微笑ましく見守っていた俺は突然暖かな場所から極寒の地へ放り投げられたような気分になった。背筋が凍ったように冷たい。忘れていたはずの傷口がじんじんと痛み出す。今の話を聞く限り、ルークが世話をする流れではなかったのか。どう考えても、俺が世話をするのは得策ではない。

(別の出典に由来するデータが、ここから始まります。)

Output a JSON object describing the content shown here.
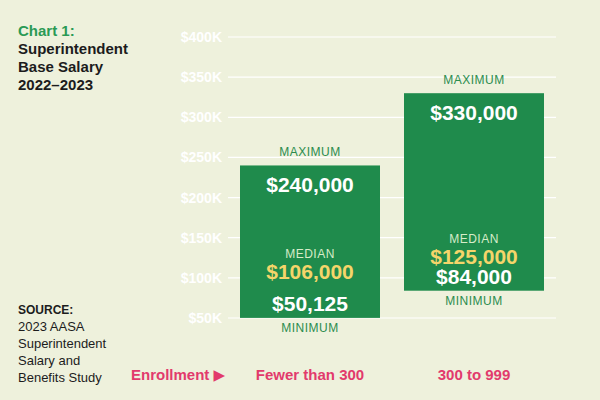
{
  "chart_data": {
    "type": "range_bar",
    "title": "Chart 1:",
    "subtitle": "Superintendent Base Salary 2022–2023",
    "annotations": [
      "SOURCE:",
      "2023 AASA Superintendent Salary and Benefits Study"
    ],
    "x_label": "Enrollment ▶",
    "categories": [
      "Fewer than 300",
      "300 to 999"
    ],
    "color": "#1f8b4c",
    "series": [
      {
        "name": "MAXIMUM",
        "color": "#ffffff",
        "values": [
          240000,
          330000
        ],
        "value_labels": [
          "$240,000",
          "$330,000"
        ]
      },
      {
        "name": "MEDIAN",
        "color": "#f5d56a",
        "values": [
          106000,
          125000
        ],
        "value_labels": [
          "$106,000",
          "$125,000"
        ]
      },
      {
        "name": "MINIMUM",
        "color": "#ffffff",
        "values": [
          50125,
          84000
        ],
        "value_labels": [
          "$50,125",
          "$84,000"
        ]
      }
    ],
    "ylim": [
      50000,
      400000
    ],
    "yticks": [
      {
        "value": 50000,
        "label": "$50K"
      },
      {
        "value": 100000,
        "label": "$100K"
      },
      {
        "value": 150000,
        "label": "$150K"
      },
      {
        "value": 200000,
        "label": "$200K"
      },
      {
        "value": 250000,
        "label": "$250K"
      },
      {
        "value": 300000,
        "label": "$300K"
      },
      {
        "value": 350000,
        "label": "$350K"
      },
      {
        "value": 400000,
        "label": "$400K"
      }
    ],
    "grid": true,
    "data_labels": true
  }
}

「ネコっぽいし、メスだし、ほら、可愛いしさ!頼む!」
「おいおい、ちょっと待ってくれ、理由になってないぞ…!」
「ガイさん、ボクからもお願いするですの!」
「きゅ…?」



ルークが仮にあのネコ、エリを俺に預けたとしよう。攻撃を仕掛けて来るのはまず間違いない。つい数分前に先制攻撃を食らったばっかりだ。これで俺とエリだけになったら非常にまずいに決まっている。今はルークがいるからこそ大人しいのだ。裏の顔は恐ろしいというのを純粋なルークはきっと知らない。疑うことすらしようとしないのだから。



「エリと生活を始めたら、屋敷の中が血だらけに…」



小さく呟いた言葉はルークの耳には届かなかったのだろうが、エリに睨まれた気がしてならない。動物相手だというのに、まるで女性が近づいてくるような錯覚さえ起こしそうだった。考えただけでも悍ましい。



「じゃー、よろしくな!ガイ!」
「よろしくですの〜」



ルークの勢いに引っ張られて連れて来られた我が屋敷の前で、俺はただ呆然と立つことしかできない。ご丁寧にも彼は扉を開きっぱなしにして、まるでお入りくださいと導くようだ。エリは身震いをすると、俺から距離を取っている。エリ、と呼ぶのも躊躇ってしまった俺は取り敢えずコーヒーでも淹れようとキッチンに向かうのだった。生きていられるのか、そう零して。我が屋敷も拒否されるのではないかと心底不安だったが、その心配は不要だったようでエリは俺との距離を大きく空けて、屋敷へそろりそろりと足を踏み入れている。思春期の少女のようなネコと暮らすという事実を未だに受け入れられないでいるが、もうどうしようもない。
ジェイドからの重要な任務の件も今日はすっかりお流れになってしまったため、彼からも攻撃を食らうに違いない。身も心もボロボロになる日は近そうだ。